Here are a few resources I have found, and I'd love to add more to this list!!
whfoods: What are nightshades and in which foods are they found? http://www.whfoods.com/genpage.php?tname=george&dbid=62
Nightshade free recipes: (not all primal, but some are a helpful starting place!)Foods considered to be nightshades
Nightshade vegetables and fruit
The most famous food members of the nightshade family include potatoes (Solanum tuberosum), tomatoes (Lycopersicon esculentum), many species of sweet and hot peppers (all species of Capsicum, including Capsicum annum), and eggplant (Solanum melongena). Less well know, but equally genuine nightshade foods include ground cherries (all species of Physalis), tomatillos (Physallis ixocapra), garden huckleberry (Solanum melanocerasum), tamarillos (Cyphomandra betacea), pepinos (Solanum muricatum), and naranjillas (Solanum quitoense). Pimentos (also called pimientos) belong to the nightshade family, and usually come from the pepper plant Capsicum annum. Pimento cheese and pimento-stuffed olives are therefore examples of foods that should be classified as containing nightshade components.

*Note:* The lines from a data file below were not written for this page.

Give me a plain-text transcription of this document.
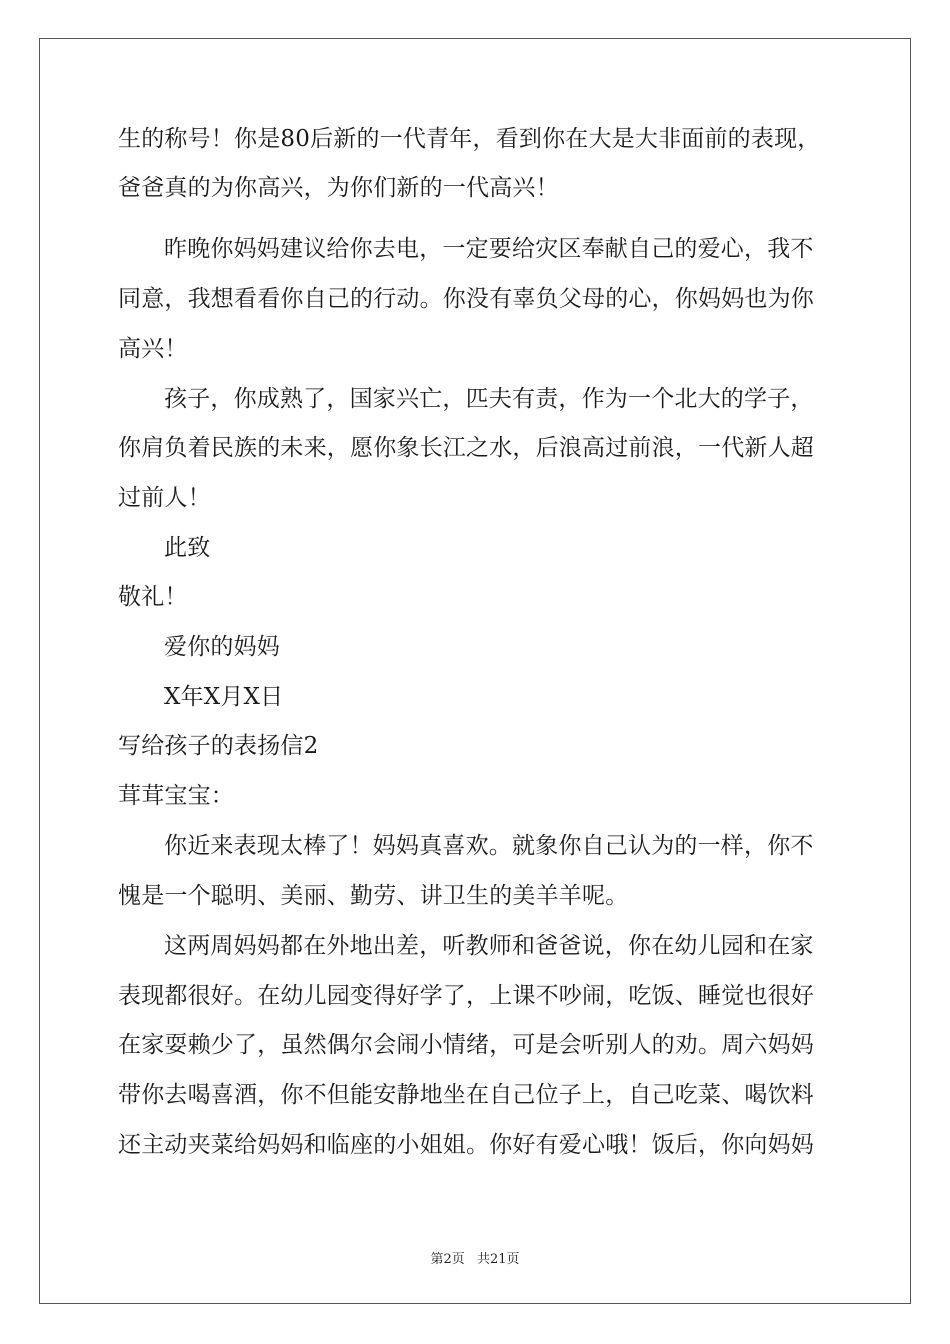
生的称号！你是80后新的一代青年，看到你在大是大非面前的表现，
爸爸真的为你高兴，为你们新的一代高兴！
昨晚你妈妈建议给你去电，一定要给灾区奉献自己的爱心，我不
同意，我想看看你自己的行动。你没有辜负父母的心，你妈妈也为你
高兴！
孩子，你成熟了，国家兴亡，匹夫有责，作为一个北大的学子，
你肩负着民族的未来，愿你象长江之水，后浪高过前浪，一代新人超
过前人！
此致
敬礼！
爱你的妈妈
X年X月X日
写给孩子的表扬信2
茸茸宝宝：
你近来表现太棒了！妈妈真喜欢。就象你自己认为的一样，你不
愧是一个聪明、美丽、勤劳、讲卫生的美羊羊呢。
这两周妈妈都在外地出差，听教师和爸爸说，你在幼儿园和在家
表现都很好。在幼儿园变得好学了，上课不吵闹，吃饭、睡觉也很好
在家耍赖少了，虽然偶尔会闹小情绪，可是会听别人的劝。周六妈妈
带你去喝喜酒，你不但能安静地坐在自己位子上，自己吃菜、喝饮料
还主动夹菜给妈妈和临座的小姐姐。你好有爱心哦！饭后，你向妈妈
第2页 共21页
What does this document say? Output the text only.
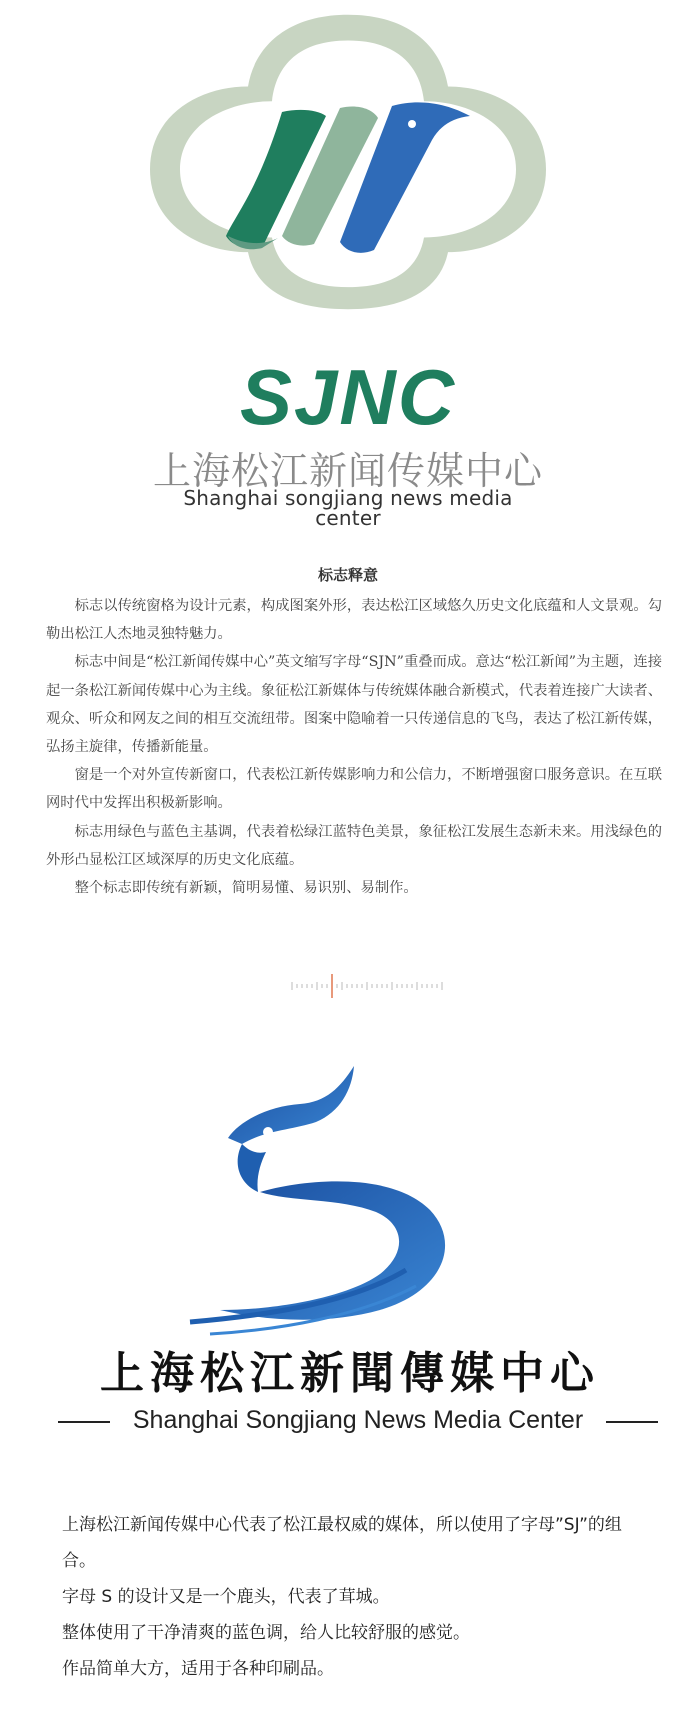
SJNC
上海松江新闻传媒中心
Shanghai songjiang news media center
标志释意

标志以传统窗格为设计元素，构成图案外形，表达松江区域悠久历史文化底蕴和人文景观。勾勒出松江人杰地灵独特魅力。

标志中间是“松江新闻传媒中心”英文缩写字母“SJN”重叠而成。意达“松江新闻”为主题，连接起一条松江新闻传媒中心为主线。象征松江新媒体与传统媒体融合新模式，代表着连接广大读者、观众、听众和网友之间的相互交流纽带。图案中隐喻着一只传递信息的飞鸟，表达了松江新传媒，弘扬主旋律，传播新能量。

窗是一个对外宣传新窗口，代表松江新传媒影响力和公信力，不断增强窗口服务意识。在互联网时代中发挥出积极新影响。

标志用绿色与蓝色主基调，代表着松绿江蓝特色美景，象征松江发展生态新未来。用浅绿色的外形凸显松江区域深厚的历史文化底蕴。

整个标志即传统有新颖，简明易懂、易识别、易制作。

上海松江新聞傳媒中心
Shanghai Songjiang News Media Center

上海松江新闻传媒中心代表了松江最权威的媒体，所以使用了字母”SJ”的组合。

字母 S 的设计又是一个鹿头，代表了茸城。

整体使用了干净清爽的蓝色调，给人比较舒服的感觉。

作品简单大方，适用于各种印刷品。
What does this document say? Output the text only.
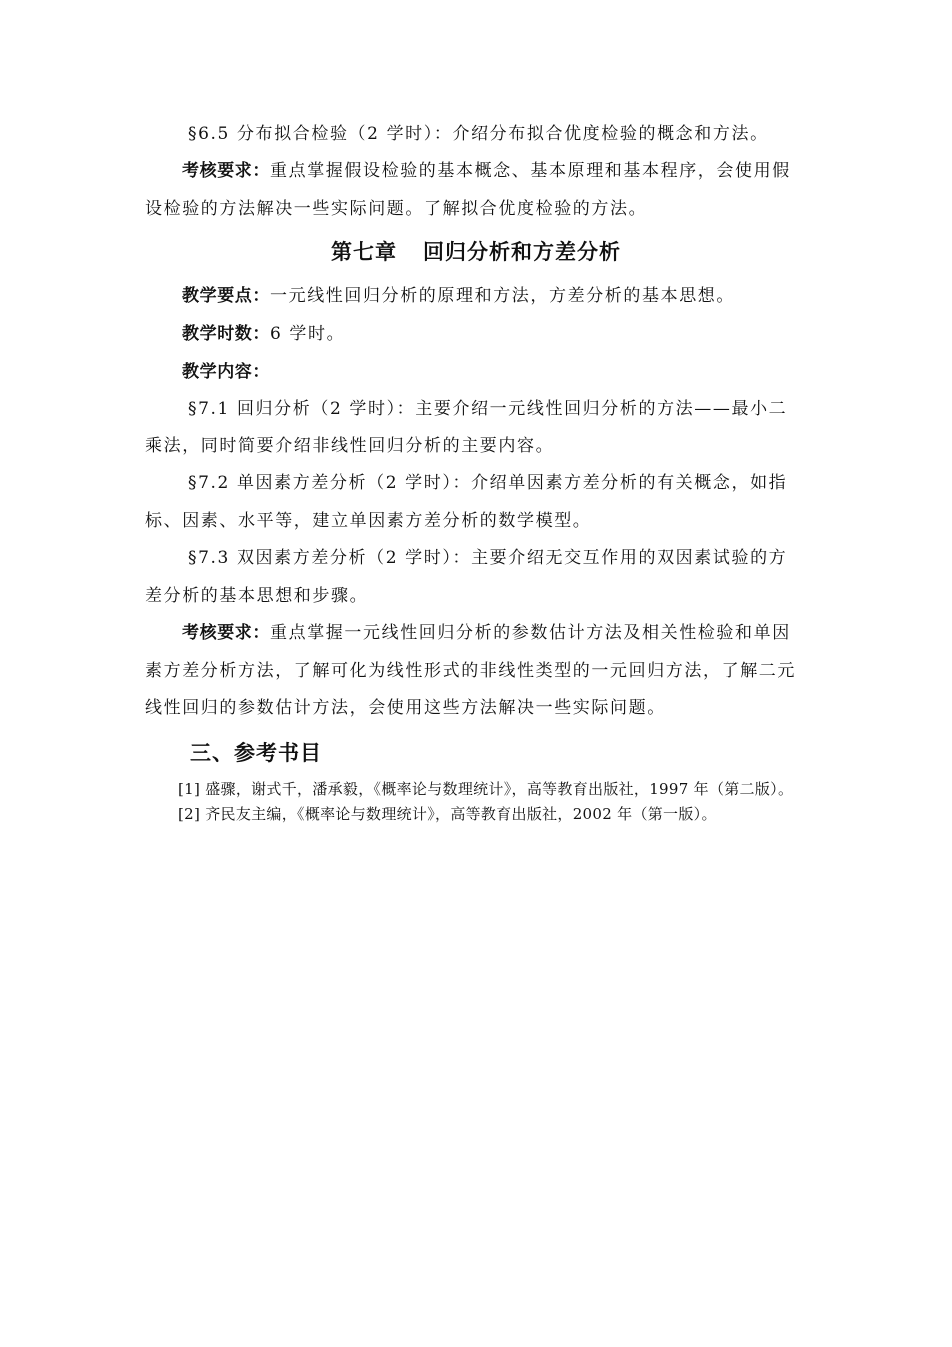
§6.5 分布拟合检验（2 学时）：介绍分布拟合优度检验的概念和方法。
考核要求：重点掌握假设检验的基本概念、基本原理和基本程序，会使用假
设检验的方法解决一些实际问题。了解拟合优度检验的方法。
第七章 回归分析和方差分析
教学要点：一元线性回归分析的原理和方法，方差分析的基本思想。
教学时数：6 学时。
教学内容：
§7.1 回归分析（2 学时）：主要介绍一元线性回归分析的方法——最小二
乘法，同时简要介绍非线性回归分析的主要内容。
§7.2 单因素方差分析（2 学时）：介绍单因素方差分析的有关概念，如指
标、因素、水平等，建立单因素方差分析的数学模型。
§7.3 双因素方差分析（2 学时）：主要介绍无交互作用的双因素试验的方
差分析的基本思想和步骤。
考核要求：重点掌握一元线性回归分析的参数估计方法及相关性检验和单因
素方差分析方法，了解可化为线性形式的非线性类型的一元回归方法，了解二元
线性回归的参数估计方法，会使用这些方法解决一些实际问题。
三、参考书目
[1] 盛骤，谢式千，潘承毅，《概率论与数理统计》，高等教育出版社，1997 年（第二版）。
[2] 齐民友主编，《概率论与数理统计》，高等教育出版社，2002 年（第一版）。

Although the sweet potato, whose scientific name is Ipomoea batatas, belongs to the same plant order as the nightshades (Polemoniales), it does not belong to the Solanaceae family found in this order, but to a different plant family called Convolvulaceae.
The seasoning paprika is also derived from Capsicum annum, the common red pepper, and the seasoning cayenne comes from another nightshade, Capsicum frutenscens. Tabasco sauce, which contains large amounts of Capsicum annum, should also be considered as a nightshade food. It may be helpful to note here that black pepper, which belongs to the Piperaceae family, is not a member of the nightshade foods.
http://www.gloriagilbere.com/Recipes.htm (She also has a pretty helpful book that I own w/ recipes. I've not tried them out yet though.)
Looking forward to learning more about all this here!!